Dr Jo Willmott

MA MPhil PhD

CLASSICS

Jo Willmott

“I chose the Wilkins Room in the Parker Library as the location for my portrait as it’s one of my favourite spaces in College. I have the privilege of holding our silver exhibitions there, so it felt the natural home for the objects I included. I also liked being close to things that are close to my area of research, even though they don’t feature in the photograph — there is a manuscript of Homer that I hope to consult in the future in the library. 
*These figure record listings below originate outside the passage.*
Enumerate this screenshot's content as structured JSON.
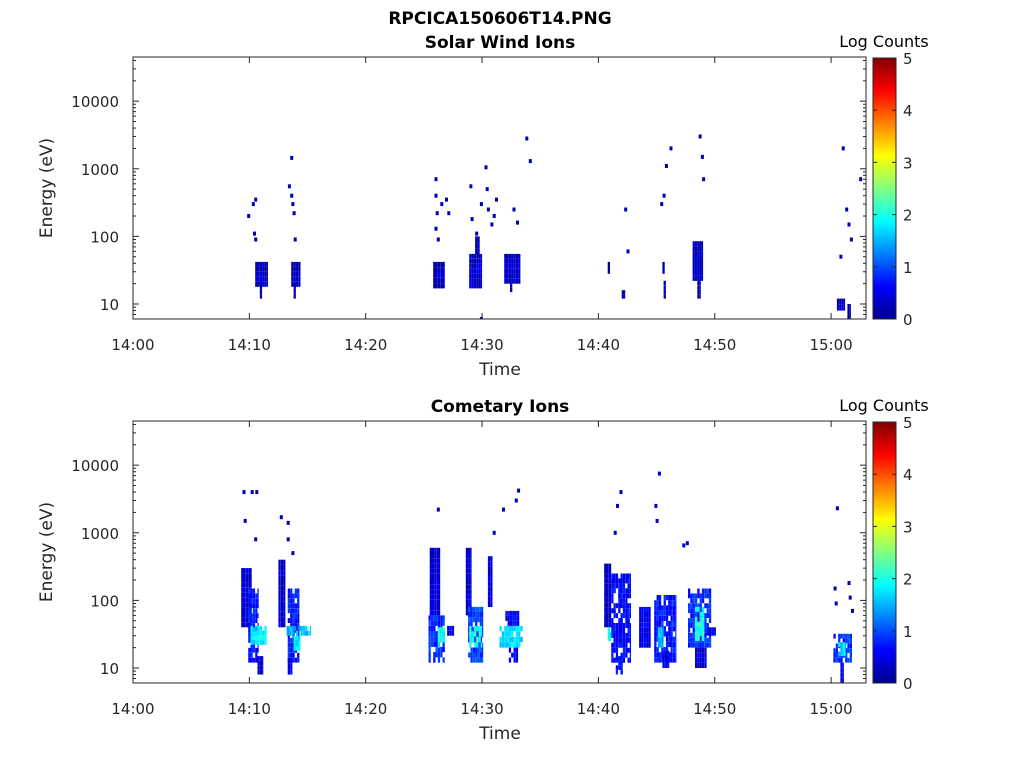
{
  "figure_title": "RPCICA150606T14.PNG",
  "colorbar_title": "Log Counts",
  "colormap": [
    "#00008f",
    "#0000ff",
    "#0080ff",
    "#00ffff",
    "#80ff80",
    "#ffff00",
    "#ff8000",
    "#ff0000",
    "#800000"
  ],
  "chart_data": [
    {
      "type": "heatmap",
      "title": "Solar Wind Ions",
      "xlabel": "Time",
      "ylabel": "Energy (eV)",
      "x_ticks": [
        "14:00",
        "14:10",
        "14:20",
        "14:30",
        "14:40",
        "14:50",
        "15:00"
      ],
      "x_range_minutes": [
        0,
        63
      ],
      "y_scale": "log",
      "y_range": [
        6,
        45000
      ],
      "y_ticks": [
        {
          "value": 10,
          "label": "10"
        },
        {
          "value": 100,
          "label": "100"
        },
        {
          "value": 1000,
          "label": "1000"
        },
        {
          "value": 10000,
          "label": "10000"
        }
      ],
      "colorbar": {
        "label": "Log Counts",
        "range": [
          0,
          5
        ],
        "ticks": [
          "0",
          "1",
          "2",
          "3",
          "4",
          "5"
        ]
      },
      "legend": "colorbar right",
      "blocks": [
        {
          "t0": 10.5,
          "t1": 11.6,
          "e0": 18,
          "e1": 42,
          "c": 0.25
        },
        {
          "t0": 10.9,
          "t1": 11.1,
          "e0": 12,
          "e1": 22,
          "c": 0.2
        },
        {
          "t0": 13.6,
          "t1": 14.4,
          "e0": 18,
          "e1": 42,
          "c": 0.25
        },
        {
          "t0": 13.8,
          "t1": 14.0,
          "e0": 12,
          "e1": 20,
          "c": 0.2
        },
        {
          "t0": 25.8,
          "t1": 26.8,
          "e0": 17,
          "e1": 42,
          "c": 0.3
        },
        {
          "t0": 28.9,
          "t1": 30.0,
          "e0": 17,
          "e1": 55,
          "c": 0.35
        },
        {
          "t0": 29.4,
          "t1": 29.8,
          "e0": 55,
          "e1": 100,
          "c": 0.2
        },
        {
          "t0": 31.9,
          "t1": 33.3,
          "e0": 20,
          "e1": 55,
          "c": 0.3
        },
        {
          "t0": 32.4,
          "t1": 32.6,
          "e0": 15,
          "e1": 20,
          "c": 0.2
        },
        {
          "t0": 40.8,
          "t1": 41.0,
          "e0": 28,
          "e1": 42,
          "c": 0.2
        },
        {
          "t0": 42.0,
          "t1": 42.3,
          "e0": 12,
          "e1": 16,
          "c": 0.2
        },
        {
          "t0": 45.5,
          "t1": 45.7,
          "e0": 28,
          "e1": 42,
          "c": 0.2
        },
        {
          "t0": 45.6,
          "t1": 45.8,
          "e0": 12,
          "e1": 22,
          "c": 0.2
        },
        {
          "t0": 48.1,
          "t1": 49.0,
          "e0": 22,
          "e1": 85,
          "c": 0.3
        },
        {
          "t0": 48.5,
          "t1": 48.8,
          "e0": 12,
          "e1": 22,
          "c": 0.2
        },
        {
          "t0": 60.5,
          "t1": 61.2,
          "e0": 8,
          "e1": 12,
          "c": 0.2
        },
        {
          "t0": 61.4,
          "t1": 61.7,
          "e0": 6,
          "e1": 10,
          "c": 0.2
        }
      ],
      "points": [
        {
          "t": 9.9,
          "e": 200,
          "c": 0.2
        },
        {
          "t": 10.3,
          "e": 300,
          "c": 0.2
        },
        {
          "t": 10.5,
          "e": 350,
          "c": 0.2
        },
        {
          "t": 10.4,
          "e": 110,
          "c": 0.2
        },
        {
          "t": 10.5,
          "e": 90,
          "c": 0.2
        },
        {
          "t": 13.4,
          "e": 550,
          "c": 0.2
        },
        {
          "t": 13.6,
          "e": 1450,
          "c": 0.2
        },
        {
          "t": 13.6,
          "e": 400,
          "c": 0.2
        },
        {
          "t": 13.8,
          "e": 220,
          "c": 0.2
        },
        {
          "t": 13.9,
          "e": 90,
          "c": 0.2
        },
        {
          "t": 13.7,
          "e": 300,
          "c": 0.2
        },
        {
          "t": 26.0,
          "e": 700,
          "c": 0.2
        },
        {
          "t": 26.0,
          "e": 400,
          "c": 0.2
        },
        {
          "t": 26.1,
          "e": 220,
          "c": 0.2
        },
        {
          "t": 26.0,
          "e": 130,
          "c": 0.2
        },
        {
          "t": 26.2,
          "e": 90,
          "c": 0.2
        },
        {
          "t": 26.5,
          "e": 300,
          "c": 0.2
        },
        {
          "t": 26.9,
          "e": 350,
          "c": 0.2
        },
        {
          "t": 27.1,
          "e": 220,
          "c": 0.2
        },
        {
          "t": 29.0,
          "e": 550,
          "c": 0.2
        },
        {
          "t": 29.1,
          "e": 180,
          "c": 0.2
        },
        {
          "t": 29.5,
          "e": 110,
          "c": 0.2
        },
        {
          "t": 29.9,
          "e": 300,
          "c": 0.2
        },
        {
          "t": 30.3,
          "e": 1050,
          "c": 0.2
        },
        {
          "t": 30.4,
          "e": 500,
          "c": 0.2
        },
        {
          "t": 30.5,
          "e": 250,
          "c": 0.2
        },
        {
          "t": 30.8,
          "e": 150,
          "c": 0.2
        },
        {
          "t": 31.0,
          "e": 200,
          "c": 0.2
        },
        {
          "t": 31.2,
          "e": 350,
          "c": 0.2
        },
        {
          "t": 32.7,
          "e": 250,
          "c": 0.2
        },
        {
          "t": 33.0,
          "e": 160,
          "c": 0.2
        },
        {
          "t": 33.8,
          "e": 2800,
          "c": 0.2
        },
        {
          "t": 34.1,
          "e": 1300,
          "c": 0.2
        },
        {
          "t": 29.9,
          "e": 6,
          "c": 0.2
        },
        {
          "t": 42.3,
          "e": 250,
          "c": 0.2
        },
        {
          "t": 42.5,
          "e": 60,
          "c": 0.2
        },
        {
          "t": 45.4,
          "e": 300,
          "c": 0.2
        },
        {
          "t": 45.6,
          "e": 400,
          "c": 0.2
        },
        {
          "t": 45.8,
          "e": 1100,
          "c": 0.2
        },
        {
          "t": 46.2,
          "e": 2000,
          "c": 0.2
        },
        {
          "t": 48.7,
          "e": 3000,
          "c": 0.2
        },
        {
          "t": 48.9,
          "e": 1500,
          "c": 0.2
        },
        {
          "t": 49.0,
          "e": 700,
          "c": 0.2
        },
        {
          "t": 61.0,
          "e": 2000,
          "c": 0.2
        },
        {
          "t": 61.3,
          "e": 250,
          "c": 0.2
        },
        {
          "t": 61.5,
          "e": 150,
          "c": 0.2
        },
        {
          "t": 61.7,
          "e": 90,
          "c": 0.2
        },
        {
          "t": 62.5,
          "e": 700,
          "c": 0.2
        },
        {
          "t": 60.8,
          "e": 50,
          "c": 0.2
        }
      ]
    },
    {
      "type": "heatmap",
      "title": "Cometary Ions",
      "xlabel": "Time",
      "ylabel": "Energy (eV)",
      "x_ticks": [
        "14:00",
        "14:10",
        "14:20",
        "14:30",
        "14:40",
        "14:50",
        "15:00"
      ],
      "x_range_minutes": [
        0,
        63
      ],
      "y_scale": "log",
      "y_range": [
        6,
        45000
      ],
      "y_ticks": [
        {
          "value": 10,
          "label": "10"
        },
        {
          "value": 100,
          "label": "100"
        },
        {
          "value": 1000,
          "label": "1000"
        },
        {
          "value": 10000,
          "label": "10000"
        }
      ],
      "colorbar": {
        "label": "Log Counts",
        "range": [
          0,
          5
        ],
        "ticks": [
          "0",
          "1",
          "2",
          "3",
          "4",
          "5"
        ]
      },
      "legend": "colorbar right",
      "blocks": [
        {
          "t0": 9.3,
          "t1": 10.2,
          "e0": 40,
          "e1": 300,
          "c": 0.35
        },
        {
          "t0": 9.9,
          "t1": 10.8,
          "e0": 12,
          "e1": 150,
          "c": 0.7
        },
        {
          "t0": 10.1,
          "t1": 11.5,
          "e0": 22,
          "e1": 42,
          "c": 1.8
        },
        {
          "t0": 10.3,
          "t1": 10.9,
          "e0": 30,
          "e1": 40,
          "c": 1.6
        },
        {
          "t0": 10.7,
          "t1": 11.2,
          "e0": 8,
          "e1": 15,
          "c": 0.4
        },
        {
          "t0": 12.5,
          "t1": 13.1,
          "e0": 40,
          "e1": 400,
          "c": 0.35
        },
        {
          "t0": 13.3,
          "t1": 14.3,
          "e0": 12,
          "e1": 150,
          "c": 0.7
        },
        {
          "t0": 13.2,
          "t1": 15.3,
          "e0": 30,
          "e1": 42,
          "c": 1.5
        },
        {
          "t0": 13.8,
          "t1": 14.4,
          "e0": 18,
          "e1": 30,
          "c": 1.8
        },
        {
          "t0": 13.3,
          "t1": 13.7,
          "e0": 8,
          "e1": 14,
          "c": 0.5
        },
        {
          "t0": 25.5,
          "t1": 26.4,
          "e0": 60,
          "e1": 600,
          "c": 0.35
        },
        {
          "t0": 25.4,
          "t1": 26.8,
          "e0": 12,
          "e1": 60,
          "c": 0.8
        },
        {
          "t0": 26.2,
          "t1": 26.8,
          "e0": 20,
          "e1": 40,
          "c": 1.9
        },
        {
          "t0": 27.0,
          "t1": 27.6,
          "e0": 30,
          "e1": 42,
          "c": 0.5
        },
        {
          "t0": 28.6,
          "t1": 29.1,
          "e0": 60,
          "e1": 600,
          "c": 0.35
        },
        {
          "t0": 28.8,
          "t1": 30.1,
          "e0": 12,
          "e1": 80,
          "c": 0.9
        },
        {
          "t0": 28.9,
          "t1": 30.0,
          "e0": 20,
          "e1": 42,
          "c": 2.0
        },
        {
          "t0": 30.5,
          "t1": 30.9,
          "e0": 80,
          "e1": 450,
          "c": 0.4
        },
        {
          "t0": 31.5,
          "t1": 33.5,
          "e0": 20,
          "e1": 42,
          "c": 1.7
        },
        {
          "t0": 32.0,
          "t1": 33.2,
          "e0": 42,
          "e1": 70,
          "c": 0.6
        },
        {
          "t0": 32.3,
          "t1": 33.1,
          "e0": 12,
          "e1": 20,
          "c": 0.6
        },
        {
          "t0": 40.5,
          "t1": 41.1,
          "e0": 40,
          "e1": 350,
          "c": 0.35
        },
        {
          "t0": 41.1,
          "t1": 42.8,
          "e0": 12,
          "e1": 250,
          "c": 0.6
        },
        {
          "t0": 40.8,
          "t1": 41.1,
          "e0": 25,
          "e1": 40,
          "c": 1.8
        },
        {
          "t0": 41.5,
          "t1": 42.1,
          "e0": 8,
          "e1": 15,
          "c": 0.7
        },
        {
          "t0": 43.5,
          "t1": 44.5,
          "e0": 20,
          "e1": 80,
          "c": 0.5
        },
        {
          "t0": 44.8,
          "t1": 46.7,
          "e0": 12,
          "e1": 120,
          "c": 0.7
        },
        {
          "t0": 45.1,
          "t1": 45.6,
          "e0": 20,
          "e1": 40,
          "c": 1.5
        },
        {
          "t0": 45.5,
          "t1": 46.1,
          "e0": 10,
          "e1": 18,
          "c": 0.5
        },
        {
          "t0": 47.7,
          "t1": 49.7,
          "e0": 20,
          "e1": 150,
          "c": 0.8
        },
        {
          "t0": 48.3,
          "t1": 49.1,
          "e0": 25,
          "e1": 80,
          "c": 2.0
        },
        {
          "t0": 48.3,
          "t1": 49.3,
          "e0": 10,
          "e1": 20,
          "c": 0.4
        },
        {
          "t0": 49.3,
          "t1": 50.1,
          "e0": 30,
          "e1": 40,
          "c": 0.5
        },
        {
          "t0": 60.2,
          "t1": 61.8,
          "e0": 12,
          "e1": 32,
          "c": 0.8
        },
        {
          "t0": 60.6,
          "t1": 61.3,
          "e0": 15,
          "e1": 24,
          "c": 1.6
        },
        {
          "t0": 60.8,
          "t1": 61.1,
          "e0": 6,
          "e1": 12,
          "c": 0.5
        }
      ],
      "points": [
        {
          "t": 9.5,
          "e": 4000,
          "c": 0.2
        },
        {
          "t": 10.2,
          "e": 4000,
          "c": 0.2
        },
        {
          "t": 10.6,
          "e": 4000,
          "c": 0.2
        },
        {
          "t": 9.6,
          "e": 1500,
          "c": 0.2
        },
        {
          "t": 10.5,
          "e": 800,
          "c": 0.2
        },
        {
          "t": 12.7,
          "e": 1700,
          "c": 0.2
        },
        {
          "t": 13.3,
          "e": 1400,
          "c": 0.2
        },
        {
          "t": 13.3,
          "e": 800,
          "c": 0.2
        },
        {
          "t": 13.7,
          "e": 500,
          "c": 0.2
        },
        {
          "t": 26.2,
          "e": 2200,
          "c": 0.2
        },
        {
          "t": 31.0,
          "e": 1000,
          "c": 0.2
        },
        {
          "t": 31.8,
          "e": 2200,
          "c": 0.2
        },
        {
          "t": 32.9,
          "e": 3000,
          "c": 0.2
        },
        {
          "t": 33.1,
          "e": 4200,
          "c": 0.2
        },
        {
          "t": 41.4,
          "e": 1000,
          "c": 0.2
        },
        {
          "t": 41.6,
          "e": 2500,
          "c": 0.2
        },
        {
          "t": 41.9,
          "e": 4000,
          "c": 0.2
        },
        {
          "t": 44.9,
          "e": 2500,
          "c": 0.2
        },
        {
          "t": 45.0,
          "e": 1500,
          "c": 0.2
        },
        {
          "t": 45.2,
          "e": 7500,
          "c": 0.2
        },
        {
          "t": 47.3,
          "e": 650,
          "c": 0.3
        },
        {
          "t": 47.6,
          "e": 700,
          "c": 0.3
        },
        {
          "t": 60.5,
          "e": 2300,
          "c": 0.2
        },
        {
          "t": 60.3,
          "e": 150,
          "c": 0.2
        },
        {
          "t": 60.4,
          "e": 90,
          "c": 0.2
        },
        {
          "t": 61.5,
          "e": 180,
          "c": 0.2
        },
        {
          "t": 61.6,
          "e": 110,
          "c": 0.2
        },
        {
          "t": 61.8,
          "e": 70,
          "c": 0.2
        }
      ]
    }
  ]
}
 I chose as my objects two pieces of silver from the College collection that are (albeit tangentially) connected with women in the history of the College. The coconut cup is part of the founding benefaction to the College, and one of those benefactors was Margaret Andrew. And the Neame cup was given to college by Mrs Mary Neame, possibly a relative of a member of College, who recognised the significance of the Parker arms on the bottom when her father-in-law found it in a grocer’s in Highgate in the 1930s!

My hidden ‘Easter egg’ is a photograph of my mother’s mother’s mother, Florence Syrett. She was the first of the line of female teachers in my family, teaching children in India (despite the wishes of her father). I discovered I had moved to the part of London where she grew up, and I named my oldest daughter after her. 

 I have happily been a Fellow of Corpus for ten years now. My grandmother (Florence’s daughter) took her Tripos exams at Newnham in 1930 (in the new degree of Archaeology and Anthropology) and was only awarded her degree in 1999. This makes me particularly pleased to be able to be a Fellow of a Cambridge college.”

Jo Willmott is a linguist, teaching papers on linguistics and Greek and Latin language in the Classics Faculty, where she was also an undergraduate and postgraduate student. The primary topic of her research is the Greek language. Through the close semantic and pragmatic analysis of texts she investigates questions connected to various grammatical categories, including modality and negation, as they develop over the course of the long history of the language.